After upgrading to Cloud Access Manager 8.1.2 existing federated applications & authenticators will continue to use the SHA-1 algorithm for request signing (4273129)

After upgrading to Cloud Access Manager 8.1.2 existing federated applications & authenticators will continue to use the SHA-1 algorithm for request signing

Federated Applications and Authenticators created prior to upgrade continue to use the less secure SHA-1 algorithm to sign federated requests.

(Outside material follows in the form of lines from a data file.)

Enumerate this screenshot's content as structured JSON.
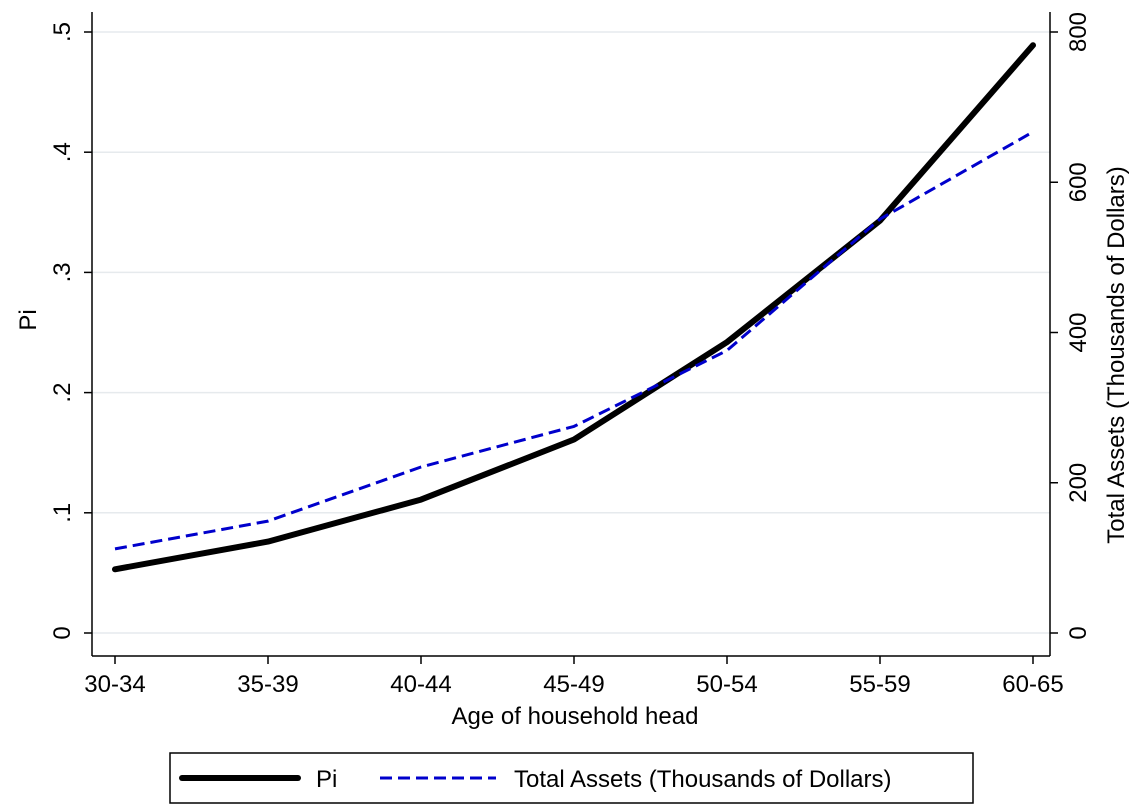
{
  "chart_data": {
    "type": "line",
    "title": "",
    "categories": [
      "30-34",
      "35-39",
      "40-44",
      "45-49",
      "50-54",
      "55-59",
      "60-65"
    ],
    "xlabel": "Age of household head",
    "ylabel": "Pi",
    "y2label": "Total Assets (Thousands of Dollars)",
    "ylim": [
      0,
      0.5
    ],
    "y2lim": [
      0,
      800
    ],
    "yticks": [
      0,
      0.1,
      0.2,
      0.3,
      0.4,
      0.5
    ],
    "ytick_labels": [
      "0",
      ".1",
      ".2",
      ".3",
      ".4",
      ".5"
    ],
    "y2ticks": [
      0,
      200,
      400,
      600,
      800
    ],
    "y2tick_labels": [
      "0",
      "200",
      "400",
      "600",
      "800"
    ],
    "grid": true,
    "legend_position": "bottom",
    "series": [
      {
        "name": "Pi",
        "axis": "left",
        "color": "#000000",
        "style": "solid",
        "values": [
          0.053,
          0.076,
          0.111,
          0.161,
          0.242,
          0.343,
          0.489
        ]
      },
      {
        "name": "Total Assets (Thousands of Dollars)",
        "axis": "right",
        "color": "#0000cc",
        "style": "dashed",
        "values": [
          112,
          149,
          221,
          275,
          376,
          551,
          667
        ]
      }
    ]
  }
}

For the enhancement to support signing of federated requests with the SHA-2 algorithm it was necessary to update the provider type of the private key in Cloud Access Manager, however, existing certificates generated with the old private key will still not be able to support the SHA-2 algorithm.
This means that post-upgrade it is necessary to refresh the federation certificate in any federated Service Providers (applications) or Identity Providers (Front-end Authenticators) to use the SHA-2 algorithm. We recommend that you do this at your earliest opportunity to improve the security of your system.

RESOLUTION:

For each federated application or authenticator on your system:

1. Go to the Federation\Trust Settings page in the configuration wizard and select the ‘Edit’ option above the certificate.
2.  In the dialog that appears select “Generate New Certificate”, save the application or authenticator.
3. Return to the Federation\Trust Settings page in the configuration wizard and download the certificate
4. Go to the Token Settings page and change the Signature Algorithm or samltoken.signature_algorithm value to ‘SHA256’ and save the application or authenticator.  Note that this value will be disabled until a valid certificate has been generated.

Next either:

1. Manually upload the new certificate to your provider’s configuration
2. Or if supported by your provider, refresh the configuration using the Cloud Access Manager federation metadata URL for the application or authenticator.

NOTE:  Between generating the new certificate and uploading it to the service provider any requests sent to the service provider will fail. Therefore, we recommend that you complete this task in a maintenance window for each affected application.